В прозаических набросках из книги «Авантюрное сердце» встре­чается пассаж, проясняющий суть биологической альгодицеи Юнгера:

В густых зарослях за дюнами, среди буйно разросшегося тростника, мне посчастливилось во время своей привычной прогулки набрести на такое зрели­ще: большой лист осины с зияющей в нем круглой дырой. С ее краев, казалось, свисала бахрома, оказавшаяся при ближайшем рассмотрении множеством кро­шечных гусениц, вцепившихся своими челюстями в лист; вновь появившееся потомство бабочки распространялось по своей питательной почве во все сторо­ны, словно огонь.

Поразительным в этой картине было то, что разрушение выглядело абсо­лютно безболезненным.

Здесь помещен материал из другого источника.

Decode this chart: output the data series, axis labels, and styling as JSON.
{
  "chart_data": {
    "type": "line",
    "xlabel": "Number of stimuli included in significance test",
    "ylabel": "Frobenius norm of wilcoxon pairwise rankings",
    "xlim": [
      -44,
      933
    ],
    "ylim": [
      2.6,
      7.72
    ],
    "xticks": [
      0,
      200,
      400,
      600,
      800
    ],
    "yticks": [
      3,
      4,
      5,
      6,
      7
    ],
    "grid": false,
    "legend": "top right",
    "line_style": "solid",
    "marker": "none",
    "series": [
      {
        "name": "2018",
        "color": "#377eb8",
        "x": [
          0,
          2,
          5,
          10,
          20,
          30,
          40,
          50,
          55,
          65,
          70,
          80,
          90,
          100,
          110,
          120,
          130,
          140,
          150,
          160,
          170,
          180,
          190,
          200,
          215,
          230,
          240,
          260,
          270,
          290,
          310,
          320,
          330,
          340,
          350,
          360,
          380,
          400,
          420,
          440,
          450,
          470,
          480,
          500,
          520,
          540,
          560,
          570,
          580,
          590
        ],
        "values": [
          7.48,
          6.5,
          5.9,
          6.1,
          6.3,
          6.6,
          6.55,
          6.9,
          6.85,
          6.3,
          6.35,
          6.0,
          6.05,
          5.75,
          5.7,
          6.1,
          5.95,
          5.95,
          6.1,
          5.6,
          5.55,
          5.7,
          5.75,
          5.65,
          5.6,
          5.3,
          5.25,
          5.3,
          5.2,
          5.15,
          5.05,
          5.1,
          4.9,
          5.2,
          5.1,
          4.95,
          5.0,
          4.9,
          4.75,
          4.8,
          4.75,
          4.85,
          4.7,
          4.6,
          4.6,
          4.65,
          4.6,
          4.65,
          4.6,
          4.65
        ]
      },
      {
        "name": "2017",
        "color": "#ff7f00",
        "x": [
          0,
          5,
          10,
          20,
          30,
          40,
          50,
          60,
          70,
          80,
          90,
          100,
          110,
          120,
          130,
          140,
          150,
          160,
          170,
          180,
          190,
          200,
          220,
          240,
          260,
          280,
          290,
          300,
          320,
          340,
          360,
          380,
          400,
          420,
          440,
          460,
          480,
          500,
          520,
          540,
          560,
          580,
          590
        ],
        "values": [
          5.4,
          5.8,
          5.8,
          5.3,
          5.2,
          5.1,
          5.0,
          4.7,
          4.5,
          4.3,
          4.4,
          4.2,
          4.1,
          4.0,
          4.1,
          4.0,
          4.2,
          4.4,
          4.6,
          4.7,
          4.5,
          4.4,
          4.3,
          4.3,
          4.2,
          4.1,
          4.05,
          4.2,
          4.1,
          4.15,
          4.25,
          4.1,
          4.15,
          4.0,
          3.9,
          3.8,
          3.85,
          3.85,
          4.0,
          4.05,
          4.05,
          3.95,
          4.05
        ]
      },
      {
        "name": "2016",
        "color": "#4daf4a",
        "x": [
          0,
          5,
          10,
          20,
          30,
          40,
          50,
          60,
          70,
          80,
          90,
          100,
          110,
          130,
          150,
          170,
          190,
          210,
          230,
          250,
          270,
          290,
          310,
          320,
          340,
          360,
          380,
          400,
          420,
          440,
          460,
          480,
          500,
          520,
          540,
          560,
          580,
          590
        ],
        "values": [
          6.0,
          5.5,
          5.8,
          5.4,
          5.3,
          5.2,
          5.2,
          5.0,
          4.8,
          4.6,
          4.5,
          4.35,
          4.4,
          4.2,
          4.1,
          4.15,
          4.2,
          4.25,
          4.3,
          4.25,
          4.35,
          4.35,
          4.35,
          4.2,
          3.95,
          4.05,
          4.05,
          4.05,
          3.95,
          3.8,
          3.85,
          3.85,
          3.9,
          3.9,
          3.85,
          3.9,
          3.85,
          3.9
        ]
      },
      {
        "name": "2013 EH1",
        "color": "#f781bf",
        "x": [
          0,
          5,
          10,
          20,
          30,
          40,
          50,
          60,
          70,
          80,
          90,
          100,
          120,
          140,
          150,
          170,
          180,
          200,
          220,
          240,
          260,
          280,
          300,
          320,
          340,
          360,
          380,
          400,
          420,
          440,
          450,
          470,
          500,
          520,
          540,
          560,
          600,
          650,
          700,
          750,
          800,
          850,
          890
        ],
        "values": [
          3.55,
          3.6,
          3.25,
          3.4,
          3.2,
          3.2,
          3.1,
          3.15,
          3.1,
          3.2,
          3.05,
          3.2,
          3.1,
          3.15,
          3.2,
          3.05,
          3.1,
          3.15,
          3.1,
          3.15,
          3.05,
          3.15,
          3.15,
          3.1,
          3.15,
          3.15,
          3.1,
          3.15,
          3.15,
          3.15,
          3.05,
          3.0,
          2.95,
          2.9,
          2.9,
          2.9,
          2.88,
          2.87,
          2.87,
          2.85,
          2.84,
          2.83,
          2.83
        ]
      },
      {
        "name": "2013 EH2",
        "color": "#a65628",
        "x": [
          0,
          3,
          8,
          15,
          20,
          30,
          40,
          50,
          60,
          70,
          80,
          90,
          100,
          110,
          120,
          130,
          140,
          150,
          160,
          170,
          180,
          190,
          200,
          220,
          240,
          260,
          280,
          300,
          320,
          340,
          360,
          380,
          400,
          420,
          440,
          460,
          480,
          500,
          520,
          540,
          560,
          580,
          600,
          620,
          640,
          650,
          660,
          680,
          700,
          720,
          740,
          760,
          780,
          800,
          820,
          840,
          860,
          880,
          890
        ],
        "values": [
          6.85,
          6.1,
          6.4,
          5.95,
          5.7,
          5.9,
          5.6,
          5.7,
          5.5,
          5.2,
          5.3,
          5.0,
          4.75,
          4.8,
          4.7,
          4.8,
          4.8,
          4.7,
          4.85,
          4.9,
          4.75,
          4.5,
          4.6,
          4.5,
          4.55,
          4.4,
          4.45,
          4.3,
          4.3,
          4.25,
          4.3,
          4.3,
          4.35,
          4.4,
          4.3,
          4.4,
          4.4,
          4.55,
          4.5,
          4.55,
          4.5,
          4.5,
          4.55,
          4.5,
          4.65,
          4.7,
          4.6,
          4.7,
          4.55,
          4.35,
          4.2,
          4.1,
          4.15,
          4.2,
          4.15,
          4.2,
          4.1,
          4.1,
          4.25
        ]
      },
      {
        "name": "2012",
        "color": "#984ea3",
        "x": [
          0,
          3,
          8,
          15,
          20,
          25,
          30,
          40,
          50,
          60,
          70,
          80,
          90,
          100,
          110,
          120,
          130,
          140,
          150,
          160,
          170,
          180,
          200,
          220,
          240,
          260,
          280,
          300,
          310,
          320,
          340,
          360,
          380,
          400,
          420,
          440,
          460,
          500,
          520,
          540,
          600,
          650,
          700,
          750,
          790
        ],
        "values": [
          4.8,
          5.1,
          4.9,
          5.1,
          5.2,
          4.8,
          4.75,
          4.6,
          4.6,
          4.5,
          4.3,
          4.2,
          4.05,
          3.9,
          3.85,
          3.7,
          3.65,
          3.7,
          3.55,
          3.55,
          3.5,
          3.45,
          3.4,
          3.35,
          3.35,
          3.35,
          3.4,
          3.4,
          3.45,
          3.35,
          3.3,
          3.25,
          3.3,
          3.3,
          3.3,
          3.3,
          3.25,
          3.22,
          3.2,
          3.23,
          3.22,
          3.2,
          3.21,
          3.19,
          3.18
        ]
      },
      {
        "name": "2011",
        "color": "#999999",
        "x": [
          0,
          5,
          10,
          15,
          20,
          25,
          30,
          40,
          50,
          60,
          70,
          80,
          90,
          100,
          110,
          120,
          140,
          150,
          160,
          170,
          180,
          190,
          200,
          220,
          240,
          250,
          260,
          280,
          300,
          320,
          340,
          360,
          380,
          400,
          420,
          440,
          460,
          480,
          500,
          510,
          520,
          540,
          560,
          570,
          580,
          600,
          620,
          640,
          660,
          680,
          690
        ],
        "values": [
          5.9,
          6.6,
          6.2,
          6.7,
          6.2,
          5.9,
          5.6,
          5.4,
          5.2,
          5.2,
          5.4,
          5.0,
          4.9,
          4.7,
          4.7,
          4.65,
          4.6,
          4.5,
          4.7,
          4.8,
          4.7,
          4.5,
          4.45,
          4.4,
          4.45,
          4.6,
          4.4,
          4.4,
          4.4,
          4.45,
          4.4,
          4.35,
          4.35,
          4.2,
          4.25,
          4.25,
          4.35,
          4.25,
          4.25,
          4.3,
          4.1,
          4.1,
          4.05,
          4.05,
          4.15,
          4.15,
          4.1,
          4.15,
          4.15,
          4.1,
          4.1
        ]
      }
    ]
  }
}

Бахрома из гусениц казалась волокнами самого листа, который как будто бы ничуть не потерял в своей субстанции. Здесь с такой ясностью было видно, как потери жизни уравновешиваются ее приобретения­ми; мне невольно вспомнилась фраза, сказанная Конде в утешение тем, кто

оплакивал шесть тысяч солдат, павших в битве при Фрайбурге: «Подумаешь! Одна-единственная ночь в Париже дает жизнь большему количеству людей, чем пало во время этой операции»*.